Fábricas de salsichas são como a cozinha daquele boteco na esquina da quinze de novembro, perto da Bovespa, no centro de São Paulo. Lá, onde afogo algumas manhãs de sábado em um litro de suco natural de goiaba, feito na hora, também é feito um salgado de presunto e queijo cuja origem deve permanecer no mistério. No oculto. Assim como a origem das salsichas. Para o bem de uma boa refeição. Do ponto de vista do prazer: este tenso inimigo da saúde humana.

Pois ao caminhar pela estação Barra Funda, que é um legítimo depositório de esquisitices — bem mais do que jamais poderia ser uma fábrica de salsichas —, encontro-me sempre com uma porção de pães de queijo. Lindos e rechonchudos, estão sempre macios e quentinhos. Passe a hora que passar, eles estarão ali, saborosos e resignados, sempre prontos para ceder a qualquer mordida.

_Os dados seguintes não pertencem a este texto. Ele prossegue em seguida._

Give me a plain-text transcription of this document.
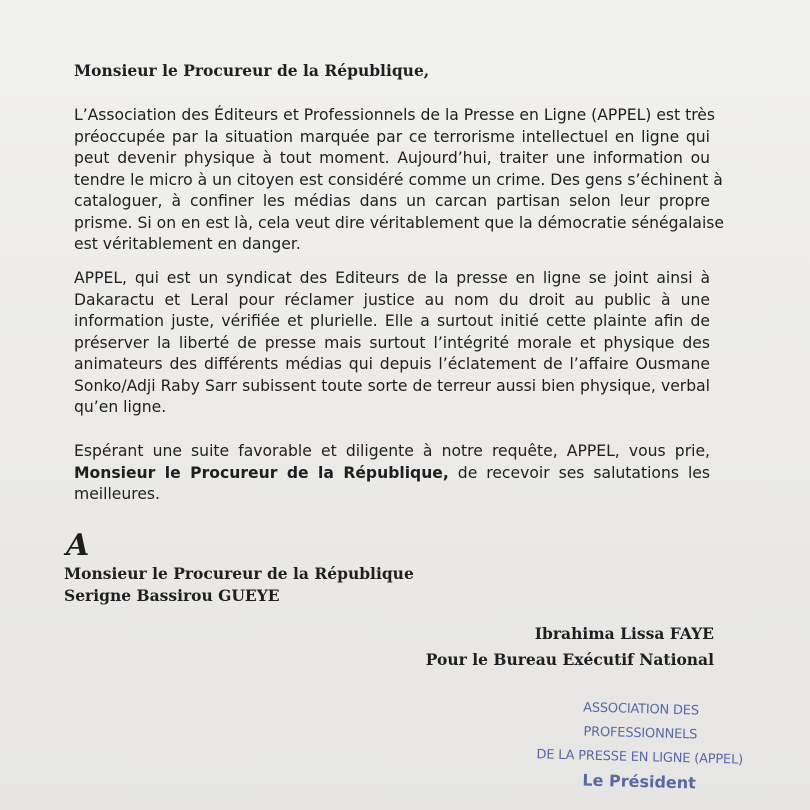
Monsieur le Procureur de la République,
L’Association des Éditeurs et Professionnels de la Presse en Ligne (APPEL) est très
préoccupée par la situation marquée par ce terrorisme intellectuel en ligne qui
peut devenir physique à tout moment. Aujourd’hui, traiter une information ou
tendre le micro à un citoyen est considéré comme un crime. Des gens s’échinent à
cataloguer, à confiner les médias dans un carcan partisan selon leur propre
prisme. Si on en est là, cela veut dire véritablement que la démocratie sénégalaise
est véritablement en danger.
APPEL, qui est un syndicat des Editeurs de la presse en ligne se joint ainsi à
Dakaractu et Leral pour réclamer justice au nom du droit au public à une
information juste, vérifiée et plurielle. Elle a surtout initié cette plainte afin de
préserver la liberté de presse mais surtout l’intégrité morale et physique des
animateurs des différents médias qui depuis l’éclatement de l’affaire Ousmane
Sonko/Adji Raby Sarr subissent toute sorte de terreur aussi bien physique, verbal
qu’en ligne.
Espérant une suite favorable et diligente à notre requête, APPEL, vous prie,
Monsieur le Procureur de la République, de recevoir ses salutations les
meilleures.
A
Monsieur le Procureur de la République
Serigne Bassirou GUEYE
Ibrahima Lissa FAYE
Pour le Bureau Exécutif National
ASSOCIATION DES PROFESSIONNELS
DE LA PRESSE EN LIGNE (APPEL)
Le Président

Pergunto, eu, sobre a origem destas maravilhas? Jamais. Ainda mais porque em tempo algum presenciei alguém fazendo a reposição dos dito-cujos. Quer dizer, a menos que alguém negue com força, os pães de queijo chegam tão logo chegam as atendentes e ali permanecem até o fim da jornada. Macios, precisos e quentinhos.

Se a vingança é um prato que se come frio, a ignorância é um que se come de olhos vendados.

E nada acompanha melhor um chá gelado, à espera do trem ou do metrô na Barra Funda, que uma porção de dois reais — que traz contados dezesseis pães de queijo — de uma dúvida fugaz: será que são de hoje?